La complessità dello sviluppo di un’impresa di cannabis è diventata un argomento ricorrente nelle riunioni del Consiglio tribale dell’EBCI. Immagine: accesso pubblico
Seth Pearman, procuratore generale della comunità Flandreau Santee Sioux del South Dakota, considera la pratica moderna della compattazione intrinsecamente paternalistica nello stampo Marshall. “Devi chiedere allo stato il permesso per tutto”, ha detto a un recente pubblico di webinar sul futuro della cannabis tribale. “Le tribù sono i loro governi e questo deve essere rispettato”.
Questa tradizione di paternalismo e le complessità della sovranità potrebbero non essere risolte in tempo per salvare le prospettive di Qualla Enterprises. Ma le soluzioni creative a tali impasse stanno guadagnando terreno tra i sostenitori tribali della cannabis. Uno è la creazione di un mercato sovrano nazionale per la cannabis tribale che unirebbe 574 tribù riconosciute a livello federale e si baserebbe sulla lunga tradizione del commercio intertribale.

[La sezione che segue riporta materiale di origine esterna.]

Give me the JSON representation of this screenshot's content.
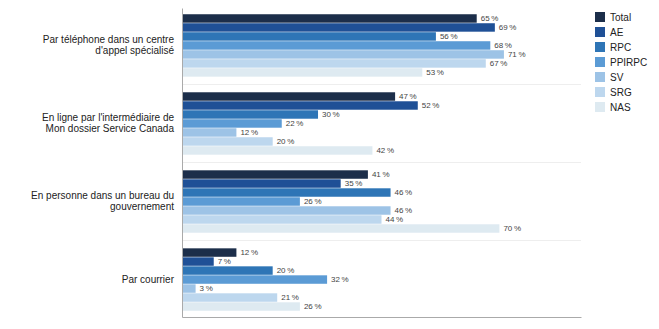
{
  "chart_data": {
    "type": "bar",
    "orientation": "horizontal",
    "categories": [
      "Par téléphone dans un centre\nd'appel spécialisé",
      "En ligne par l'intermédiaire de\nMon dossier Service Canada",
      "En personne dans un bureau du\ngouvernement",
      "Par courrier"
    ],
    "series": [
      {
        "name": "Total",
        "color": "#1c2e4a",
        "values": [
          65,
          47,
          41,
          12
        ],
        "value_labels": [
          "65 %",
          "47 %",
          "41 %",
          "12 %"
        ]
      },
      {
        "name": "AE",
        "color": "#1f5096",
        "values": [
          69,
          52,
          35,
          7
        ],
        "value_labels": [
          "69 %",
          "52 %",
          "35 %",
          "7 %"
        ]
      },
      {
        "name": "RPC",
        "color": "#2e75b6",
        "values": [
          56,
          30,
          46,
          20
        ],
        "value_labels": [
          "56 %",
          "30 %",
          "46 %",
          "20 %"
        ]
      },
      {
        "name": "PPIRPC",
        "color": "#5b9bd5",
        "values": [
          68,
          22,
          26,
          32
        ],
        "value_labels": [
          "68 %",
          "22 %",
          "26 %",
          "32 %"
        ]
      },
      {
        "name": "SV",
        "color": "#9dc3e6",
        "values": [
          71,
          12,
          46,
          3
        ],
        "value_labels": [
          "71 %",
          "12 %",
          "46 %",
          "3 %"
        ]
      },
      {
        "name": "SRG",
        "color": "#bdd7ee",
        "values": [
          67,
          20,
          44,
          21
        ],
        "value_labels": [
          "67 %",
          "20 %",
          "44 %",
          "21 %"
        ]
      },
      {
        "name": "NAS",
        "color": "#deeaf1",
        "values": [
          53,
          42,
          70,
          26
        ],
        "value_labels": [
          "53 %",
          "42 %",
          "70 %",
          "26 %"
        ]
      }
    ],
    "xlim": [
      0,
      88
    ],
    "grid": false,
    "legend": "upper right",
    "data_labels": true,
    "tick_labels": "y"
  }
}
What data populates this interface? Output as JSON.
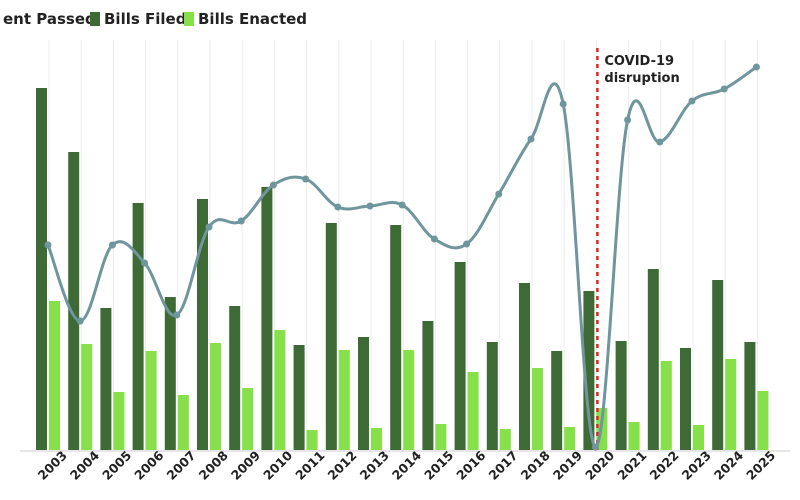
{
  "chart_data": {
    "type": "bar",
    "categories": [
      "2003",
      "2004",
      "2005",
      "2006",
      "2007",
      "2008",
      "2009",
      "2010",
      "2011",
      "2012",
      "2013",
      "2014",
      "2015",
      "2016",
      "2017",
      "2018",
      "2019",
      "2020",
      "2021",
      "2022",
      "2023",
      "2024",
      "2025"
    ],
    "series": [
      {
        "name": "Bills Filed",
        "kind": "bar",
        "color": "#3e6b35",
        "values": [
          362,
          298,
          142,
          247,
          153,
          251,
          144,
          263,
          105,
          227,
          113,
          225,
          129,
          188,
          108,
          167,
          99,
          159,
          109,
          181,
          102,
          170,
          108
        ]
      },
      {
        "name": "Bills Enacted",
        "kind": "bar",
        "color": "#86e04a",
        "values": [
          149,
          106,
          58,
          99,
          55,
          107,
          62,
          120,
          20,
          100,
          22,
          100,
          26,
          78,
          21,
          82,
          23,
          42,
          28,
          89,
          25,
          91,
          59
        ]
      },
      {
        "name": "ent Passed",
        "kind": "line",
        "color": "#6f959d",
        "values": [
          205,
          129,
          205,
          187,
          135,
          223,
          229,
          265,
          271,
          243,
          244,
          245,
          211,
          206,
          256,
          311,
          346,
          3,
          330,
          308,
          349,
          361,
          383
        ]
      }
    ],
    "ylim": [
      0,
      400
    ],
    "legend_position": "top-left",
    "annotation": {
      "category": "2020",
      "text_lines": [
        "COVID-19",
        "disruption"
      ],
      "line_color": "#e0261f"
    },
    "grid": "vertical"
  }
}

“Il commercio di cannabis tra tribù avviene da molto tempo”, ha affermato Oatman, della Indigenous Cannabis Industry Association. “Ora le tribù stanno solo cercando i guardrail che consentirebbero loro di operare in modo legittimo”.
Resta da vedere se le autorità federali e statali sono disposte a rispettare questi guardrail.
La posta Jackpot negato: cannabis, casinò e limiti della sovranità tribale apparso per primo su Verità.